The HSE has confirmed some 198 workers have now taken up their new positions. A spokeswoman said the remaining two posts are expected to be filled by the end of the year.

She added that "42 of these posts were filled by existing temporary employees who are now in full time positions".

"The remainder are new recruits to the HSE," she told the Irish Independent.

"The HSE can confirm that, where an existing temporary employee taking up a full-time post has created a vacancy, they are being replaced to ensure that there is full effect to the intention of the Government to provide 200 additional new social workers."



Database

The HSE also confirmed a promised new computer database has not yet been set up.

It continues to rely on its laborious child abuse filing system, which causes delays in getting vital information.

For decades the HSE only filed child abuse reports under the name of the victim and not the alleged abuser. This forced staff to go through each file manually when trying to find information for the Commission of Investigation on particular alleged abusers.
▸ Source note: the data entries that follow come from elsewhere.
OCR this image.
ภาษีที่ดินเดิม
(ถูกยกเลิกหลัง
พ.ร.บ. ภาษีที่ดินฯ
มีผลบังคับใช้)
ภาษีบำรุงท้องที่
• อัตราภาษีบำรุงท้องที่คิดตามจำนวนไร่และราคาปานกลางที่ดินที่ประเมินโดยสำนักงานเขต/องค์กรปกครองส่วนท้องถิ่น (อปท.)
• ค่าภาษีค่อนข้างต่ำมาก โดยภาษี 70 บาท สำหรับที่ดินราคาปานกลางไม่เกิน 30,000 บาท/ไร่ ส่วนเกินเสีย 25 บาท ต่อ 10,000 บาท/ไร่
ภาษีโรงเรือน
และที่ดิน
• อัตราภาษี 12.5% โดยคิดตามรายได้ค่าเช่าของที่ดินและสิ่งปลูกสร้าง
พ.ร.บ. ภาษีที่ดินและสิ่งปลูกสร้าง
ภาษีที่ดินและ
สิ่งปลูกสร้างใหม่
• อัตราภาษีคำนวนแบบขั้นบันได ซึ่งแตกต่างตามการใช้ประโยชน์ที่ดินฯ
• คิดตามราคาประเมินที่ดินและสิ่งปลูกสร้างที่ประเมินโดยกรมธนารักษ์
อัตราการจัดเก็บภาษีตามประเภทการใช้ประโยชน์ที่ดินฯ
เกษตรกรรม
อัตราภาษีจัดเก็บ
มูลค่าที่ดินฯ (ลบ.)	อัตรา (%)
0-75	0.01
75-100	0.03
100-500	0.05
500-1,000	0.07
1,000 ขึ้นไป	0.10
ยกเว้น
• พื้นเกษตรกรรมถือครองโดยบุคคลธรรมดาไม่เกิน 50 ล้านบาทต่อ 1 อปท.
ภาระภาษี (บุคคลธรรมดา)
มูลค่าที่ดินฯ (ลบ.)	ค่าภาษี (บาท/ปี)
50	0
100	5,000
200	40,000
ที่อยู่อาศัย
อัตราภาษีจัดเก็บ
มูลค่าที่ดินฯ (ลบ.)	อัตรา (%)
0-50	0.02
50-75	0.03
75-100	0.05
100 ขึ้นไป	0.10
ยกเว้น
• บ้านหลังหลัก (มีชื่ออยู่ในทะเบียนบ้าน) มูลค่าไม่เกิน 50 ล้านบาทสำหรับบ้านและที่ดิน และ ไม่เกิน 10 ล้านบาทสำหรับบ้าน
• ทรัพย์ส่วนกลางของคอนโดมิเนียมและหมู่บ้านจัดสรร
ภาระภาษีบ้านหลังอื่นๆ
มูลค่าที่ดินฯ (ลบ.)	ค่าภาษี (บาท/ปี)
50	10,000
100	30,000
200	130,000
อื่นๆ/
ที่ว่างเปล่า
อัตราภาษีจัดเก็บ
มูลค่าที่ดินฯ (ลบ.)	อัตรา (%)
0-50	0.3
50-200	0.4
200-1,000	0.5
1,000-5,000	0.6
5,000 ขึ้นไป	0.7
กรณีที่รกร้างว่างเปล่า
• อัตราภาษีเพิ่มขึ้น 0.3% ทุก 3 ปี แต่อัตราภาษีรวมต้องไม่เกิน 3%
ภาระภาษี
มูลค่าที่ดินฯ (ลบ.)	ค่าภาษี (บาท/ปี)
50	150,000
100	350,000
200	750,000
A new database was due to be set up in January of this year, allowing them to locate the name of the alleged abuser more quickly.

The new system would also quickly highlight a particular individual if a series of allegations have been made.

But a spokeswoman last night confirmed that the system has yet to be purchased, with plans to "move to procurement stage in 2011".

When completed, the new National Child Care Information System will capture key information such as referrals, assessments within certain timeframes, waiting lists, reviews of care plans, and length of time in care.